Nowotny zauważył, że istnieją trzy drogi przenoszenia koronawirusa, z których najważniejsza to bezpośrednie zakażenie drogą kropelkową z bliskiej odległości, a do tego dochodzi niezależnie od pory roku. Wirus może być również przenoszony przez aerozole (drobne, unoszące się w powietrzu kropelki), a ostatecznie poprzez kontakt z powierzchniami, takimi jak np. klamki od drzwi.

Wirusolog mówił, że dopóki wystarczająca część populacji nie będzie odporna na SARS-CoV-2, czy to przez infekcję, czy przez szczepienie, pandemia będzie trwać, niezależnie od pór roku. Jego zdaniem niższa liczba zakażeń latem zeszłego roku wynikała z faktu, że w populacji krążyło wówczas niewiele wirusów, a obecnie sytuacja jest inna.

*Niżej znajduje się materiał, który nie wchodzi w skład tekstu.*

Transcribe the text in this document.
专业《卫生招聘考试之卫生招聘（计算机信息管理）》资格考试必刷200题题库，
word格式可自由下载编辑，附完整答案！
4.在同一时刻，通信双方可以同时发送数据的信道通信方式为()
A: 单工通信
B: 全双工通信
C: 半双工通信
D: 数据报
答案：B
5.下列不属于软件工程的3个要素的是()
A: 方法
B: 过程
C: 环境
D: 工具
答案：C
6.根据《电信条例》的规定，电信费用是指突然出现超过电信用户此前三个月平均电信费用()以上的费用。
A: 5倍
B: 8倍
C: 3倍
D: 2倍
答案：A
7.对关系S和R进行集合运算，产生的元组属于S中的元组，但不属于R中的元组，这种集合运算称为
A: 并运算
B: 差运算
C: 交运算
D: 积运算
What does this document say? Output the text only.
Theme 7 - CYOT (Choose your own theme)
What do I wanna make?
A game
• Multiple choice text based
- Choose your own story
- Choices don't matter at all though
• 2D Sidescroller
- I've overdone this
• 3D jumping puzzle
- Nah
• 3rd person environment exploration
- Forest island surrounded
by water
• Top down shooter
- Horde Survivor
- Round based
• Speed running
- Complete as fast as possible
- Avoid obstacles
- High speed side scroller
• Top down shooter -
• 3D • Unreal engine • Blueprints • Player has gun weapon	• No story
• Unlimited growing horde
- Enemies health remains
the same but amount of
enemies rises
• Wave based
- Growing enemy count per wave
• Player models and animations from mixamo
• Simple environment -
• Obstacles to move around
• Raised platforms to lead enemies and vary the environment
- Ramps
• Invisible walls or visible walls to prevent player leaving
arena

Z Nowotnym zgadza się Hans-Peter Hutter z Uniwersytetu Medycznego w Wiedniu. Stwierdził on, że sezonowość SARS-CoV-2 jest „znacznie mniej wyraźna”, niż wirusów grypy. Jednak wirusolog Elisabeth Puchhammer-Stöckl, również z wiedeńskiej uczelni, zauważyła, że nie ma na razie wiarygodnych wyników badań dotyczących sezonowości koronawirusa.

Badania opublikowane niedawno w czasopiśmie „PNAS” wykazały, że istnieje związek między spadającą liczbą zakażeń koronawirusem a zwiększonym promieniowaniem UV, ale miało to znacznie mniejszy wpływ, niż przestrzeganie zasad higieny i utrzymywanie dystansu społecznego.